Chair of Ofsted
- In office 11 April 2017 – 31 July 2020
- Prime Minister: Theresa May; Boris Johnson;
- Education Secretary: Justine Greening; Damian Hinds; Gavin Williamson;
- Preceded by: James Kempton (interim)
- Succeeded by: Christine Ryan

Chair of Ofqual
- In office Interim 1 December 2016 – 31 December 2016
- Prime Minister: Theresa May
- Education Secretary: Justine Greening
- Preceded by: Amanda Spielman
- Succeeded by: Roger Taylor

Personal details
- Born: United Kingdom
- Died: 16 September 2026
- Occupation: Academic, chancellor

= Julius Weinberg =

British academic

Julius Weinberg (27 December 1954 - 16 September 2026) was a British academic and previously the Vice-Chancellor of Kingston University (2011-16) and of Deputy VC of City University.

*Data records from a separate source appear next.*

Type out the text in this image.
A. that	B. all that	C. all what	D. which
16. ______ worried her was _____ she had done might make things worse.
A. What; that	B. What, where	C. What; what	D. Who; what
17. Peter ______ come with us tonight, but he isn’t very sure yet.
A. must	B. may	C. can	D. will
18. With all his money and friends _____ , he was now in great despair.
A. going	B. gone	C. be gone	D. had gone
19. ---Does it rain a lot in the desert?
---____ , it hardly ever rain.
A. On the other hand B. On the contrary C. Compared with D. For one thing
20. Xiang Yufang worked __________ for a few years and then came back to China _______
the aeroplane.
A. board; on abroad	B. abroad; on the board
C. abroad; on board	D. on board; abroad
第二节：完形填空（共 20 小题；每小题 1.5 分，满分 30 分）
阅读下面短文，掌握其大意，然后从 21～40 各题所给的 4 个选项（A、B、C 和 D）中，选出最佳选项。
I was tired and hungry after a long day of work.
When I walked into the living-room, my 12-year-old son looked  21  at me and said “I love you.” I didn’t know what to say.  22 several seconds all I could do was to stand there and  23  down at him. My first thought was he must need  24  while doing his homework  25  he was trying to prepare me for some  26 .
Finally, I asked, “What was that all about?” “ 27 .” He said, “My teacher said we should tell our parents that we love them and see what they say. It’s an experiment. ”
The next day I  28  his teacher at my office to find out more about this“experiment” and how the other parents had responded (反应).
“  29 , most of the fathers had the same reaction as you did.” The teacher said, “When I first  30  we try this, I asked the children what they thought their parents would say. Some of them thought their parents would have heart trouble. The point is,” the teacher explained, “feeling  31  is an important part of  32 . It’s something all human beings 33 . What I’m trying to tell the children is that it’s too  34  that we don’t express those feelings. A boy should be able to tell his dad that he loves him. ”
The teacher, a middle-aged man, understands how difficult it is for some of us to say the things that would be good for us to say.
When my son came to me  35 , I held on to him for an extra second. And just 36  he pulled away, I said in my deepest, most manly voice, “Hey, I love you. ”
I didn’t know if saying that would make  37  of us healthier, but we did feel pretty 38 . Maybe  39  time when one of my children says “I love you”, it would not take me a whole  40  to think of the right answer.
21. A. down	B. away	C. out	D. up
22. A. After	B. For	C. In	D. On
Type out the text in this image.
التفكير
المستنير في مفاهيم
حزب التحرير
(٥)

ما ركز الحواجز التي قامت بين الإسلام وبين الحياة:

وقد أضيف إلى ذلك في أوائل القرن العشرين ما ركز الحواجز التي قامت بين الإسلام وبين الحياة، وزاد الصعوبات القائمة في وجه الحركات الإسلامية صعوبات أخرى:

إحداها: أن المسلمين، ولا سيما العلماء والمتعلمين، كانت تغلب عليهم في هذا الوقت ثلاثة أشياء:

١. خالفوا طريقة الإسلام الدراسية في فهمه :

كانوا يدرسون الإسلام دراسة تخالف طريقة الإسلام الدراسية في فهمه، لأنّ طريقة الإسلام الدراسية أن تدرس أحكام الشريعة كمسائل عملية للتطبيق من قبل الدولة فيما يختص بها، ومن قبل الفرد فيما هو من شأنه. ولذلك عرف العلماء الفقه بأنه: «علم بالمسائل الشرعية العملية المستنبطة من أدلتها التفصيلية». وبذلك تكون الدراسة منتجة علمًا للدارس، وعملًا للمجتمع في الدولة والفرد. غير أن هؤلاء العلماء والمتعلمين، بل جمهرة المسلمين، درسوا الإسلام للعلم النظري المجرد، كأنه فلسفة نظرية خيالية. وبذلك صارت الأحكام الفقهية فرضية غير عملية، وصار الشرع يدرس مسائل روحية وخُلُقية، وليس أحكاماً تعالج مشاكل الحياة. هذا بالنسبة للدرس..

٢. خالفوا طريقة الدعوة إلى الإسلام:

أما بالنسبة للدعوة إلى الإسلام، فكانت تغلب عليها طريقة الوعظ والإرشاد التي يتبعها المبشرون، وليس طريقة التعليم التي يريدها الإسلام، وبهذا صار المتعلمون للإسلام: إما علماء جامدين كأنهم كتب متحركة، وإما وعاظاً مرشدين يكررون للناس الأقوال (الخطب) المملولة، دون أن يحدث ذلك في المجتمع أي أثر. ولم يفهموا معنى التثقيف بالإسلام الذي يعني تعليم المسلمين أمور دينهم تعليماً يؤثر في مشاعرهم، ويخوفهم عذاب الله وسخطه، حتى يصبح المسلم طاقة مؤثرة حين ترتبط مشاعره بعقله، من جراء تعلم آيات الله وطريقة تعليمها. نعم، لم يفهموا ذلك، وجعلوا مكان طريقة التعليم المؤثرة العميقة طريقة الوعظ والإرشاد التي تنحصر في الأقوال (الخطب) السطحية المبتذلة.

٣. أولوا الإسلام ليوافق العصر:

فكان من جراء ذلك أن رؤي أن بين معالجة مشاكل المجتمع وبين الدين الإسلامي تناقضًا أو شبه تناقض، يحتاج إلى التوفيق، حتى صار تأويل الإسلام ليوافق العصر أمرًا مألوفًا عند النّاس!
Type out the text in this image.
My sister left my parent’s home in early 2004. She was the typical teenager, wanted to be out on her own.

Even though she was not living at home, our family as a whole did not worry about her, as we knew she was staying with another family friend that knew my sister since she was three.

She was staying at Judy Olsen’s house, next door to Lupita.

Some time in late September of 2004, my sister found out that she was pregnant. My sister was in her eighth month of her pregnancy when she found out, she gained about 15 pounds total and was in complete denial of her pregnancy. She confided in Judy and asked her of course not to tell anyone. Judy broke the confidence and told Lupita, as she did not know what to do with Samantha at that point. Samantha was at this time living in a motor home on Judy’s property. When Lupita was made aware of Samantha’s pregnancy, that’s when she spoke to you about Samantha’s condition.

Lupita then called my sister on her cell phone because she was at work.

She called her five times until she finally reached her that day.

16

He studied medicine at The Queen's College, Oxford and later gained a degree in Art History from the Open University.

Weinberg was a governor of the Independent school Latymer Upper School in Hammersmith.

On 11 April 2017, Secretary of State for Education Justine Greening announced the appointment of Weinberg as the next Chair of Ofsted. He also chaired Ormiston Academies Trust (2022-26),

Weinberg died unexpectedly, while walking in Scotland, on 16 September 2026.